Short answer
nmcli connection modify id 'My eth1 connection' ipv4.never-default yes
Read on for the longer answer and some alternatives. In all cases you have to restart connections to get the change.
Network Manager: ipv4.never-default
There's such a feature in NetworkManager. If you want to limit eth1 which is for example called My eth1 connection, graphically it's accessible with Edit Connections > My eth1 connection > IPV4 Settings > Routes
There are two toggles:
"Ignore automatically obtained routes". Its nmcli equivalent:
nmcli connection modify id 'My eth1 connection' ipv4.ignore-auto-routes yes
"Use this connection only for resources on its network". Its nmcli equivalent is:
nmcli connection modify id 'My eth1 connection' ipv4.never-default yes
The first option disables classless static routes, which are not commonly used, while the second disables the default router.
For most people the second option is sufficient. Ponder also setting the first: it might be useful and should not conflict.
Another way: dhclient.conf
In /etc/dhcp/dhclient.conf (but outside of NetworkManager's environment) you can add a stanza for an interface for this DHCP setup:
# Assign this interface an IP address only.

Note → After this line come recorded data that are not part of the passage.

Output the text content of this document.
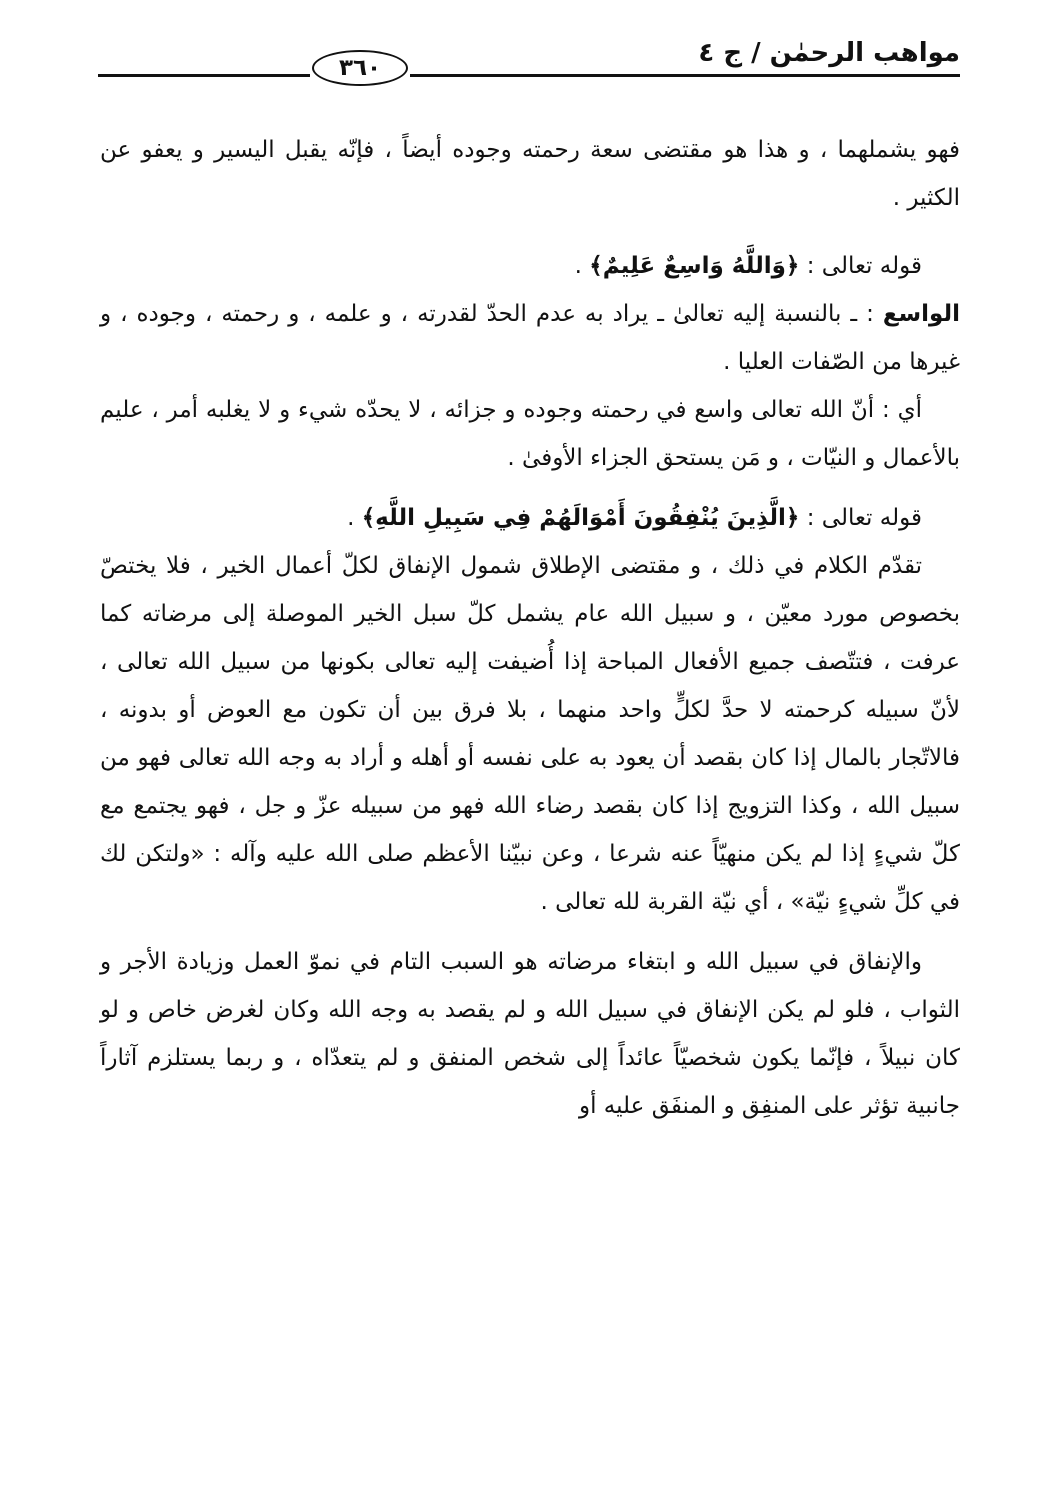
٣٦٠	مواهب الرحمٰن / ج ٤

فهو يشملهما ، و هذا هو مقتضى سعة رحمته وجوده أيضاً ، فإنّه يقبل اليسير و يعفو عن الكثير .

قوله تعالى : ﴿وَاللَّهُ وَاسِعٌ عَلِيمٌ﴾ .

الواسع : ـ بالنسبة إليه تعالىٰ ـ يراد به عدم الحدّ لقدرته ، و علمه ، و رحمته ، وجوده ، و غيرها من الصّفات العليا .

أي : أنّ الله تعالى واسع في رحمته وجوده و جزائه ، لا يحدّه شيء و لا يغلبه أمر ، عليم بالأعمال و النيّات ، و مَن يستحق الجزاء الأوفىٰ .

قوله تعالى : ﴿الَّذِينَ يُنْفِقُونَ أَمْوَالَهُمْ فِي سَبِيلِ اللَّهِ﴾ .

تقدّم الكلام في ذلك ، و مقتضى الإطلاق شمول الإنفاق لكلّ أعمال الخير ، فلا يختصّ بخصوص مورد معيّن ، و سبيل الله عام يشمل كلّ سبل الخير الموصلة إلى مرضاته كما عرفت ، فتتّصف جميع الأفعال المباحة إذا أُضيفت إليه تعالى بكونها من سبيل الله تعالى ، لأنّ سبيله كرحمته لا حدَّ لكلٍّ واحد منهما ، بلا فرق بين أن تكون مع العوض أو بدونه ، فالاتّجار بالمال إذا كان بقصد أن يعود به على نفسه أو أهله و أراد به وجه الله تعالى فهو من سبيل الله ، وكذا التزويج إذا كان بقصد رضاء الله فهو من سبيله عزّ و جل ، فهو يجتمع مع كلّ شيءٍ إذا لم يكن منهيّاً عنه شرعا ، وعن نبيّنا الأعظم صلى الله عليه وآله : «ولتكن لك في كلِّ شيءٍ نيّة» ، أي نيّة القربة لله تعالى .

والإنفاق في سبيل الله و ابتغاء مرضاته هو السبب التام في نموّ العمل وزيادة الأجر و الثواب ، فلو لم يكن الإنفاق في سبيل الله و لم يقصد به وجه الله وكان لغرض خاص و لو كان نبيلاً ، فإنّما يكون شخصيّاً عائداً إلى شخص المنفق و لم يتعدّاه ، و ربما يستلزم آثاراً جانبية تؤثر على المنفِق و المنفَق عليه أو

# (This disables setting the gateway router, DNS, domain, etc.)
interface "eth1" {
request subnet-mask, broadcast-address, interface-mtu;
}
Note that this works by omitting parameters such as rfc3442-classless-static-routes, routers, and a few others.

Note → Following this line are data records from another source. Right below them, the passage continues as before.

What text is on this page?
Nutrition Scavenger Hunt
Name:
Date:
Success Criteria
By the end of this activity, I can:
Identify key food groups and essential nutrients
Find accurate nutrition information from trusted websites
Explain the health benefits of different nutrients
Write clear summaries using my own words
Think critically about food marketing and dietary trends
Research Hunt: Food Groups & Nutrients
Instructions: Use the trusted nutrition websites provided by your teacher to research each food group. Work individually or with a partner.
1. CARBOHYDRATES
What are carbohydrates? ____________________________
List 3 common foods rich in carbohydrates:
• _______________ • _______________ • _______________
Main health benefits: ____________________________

Yet another answer: ipv4.route-metric
Another method (that I didn't see in the graphical settings) would be increase the metric (thus lowering "priority") of a connection. By default it's automatic and it seems Wifi has a higher metric than Ethernet for example. With this you can have both default routes, but the second route isn't used until the first disappears. From this description, to give priority to "My eth0 connection" over "My eth1 connection" that would be:
nmcli connection modify id 'My eth0 connection' ipv4.route-metric 100
nmcli connection modify id 'My eth1 connection' ipv4.route-metric 500
One last possibility: use both at once
Yet another method to get your two DHCP connections fully working at the same time would be to setup routing for multiple uplinks/providers. With this and a few multipath routes or routing related firewall rules you can load-balance access and can combine both bandwidths, given enough connections to multiple destinations. But this would be more difficult to integrate correctly with NetworkManager + dhclient.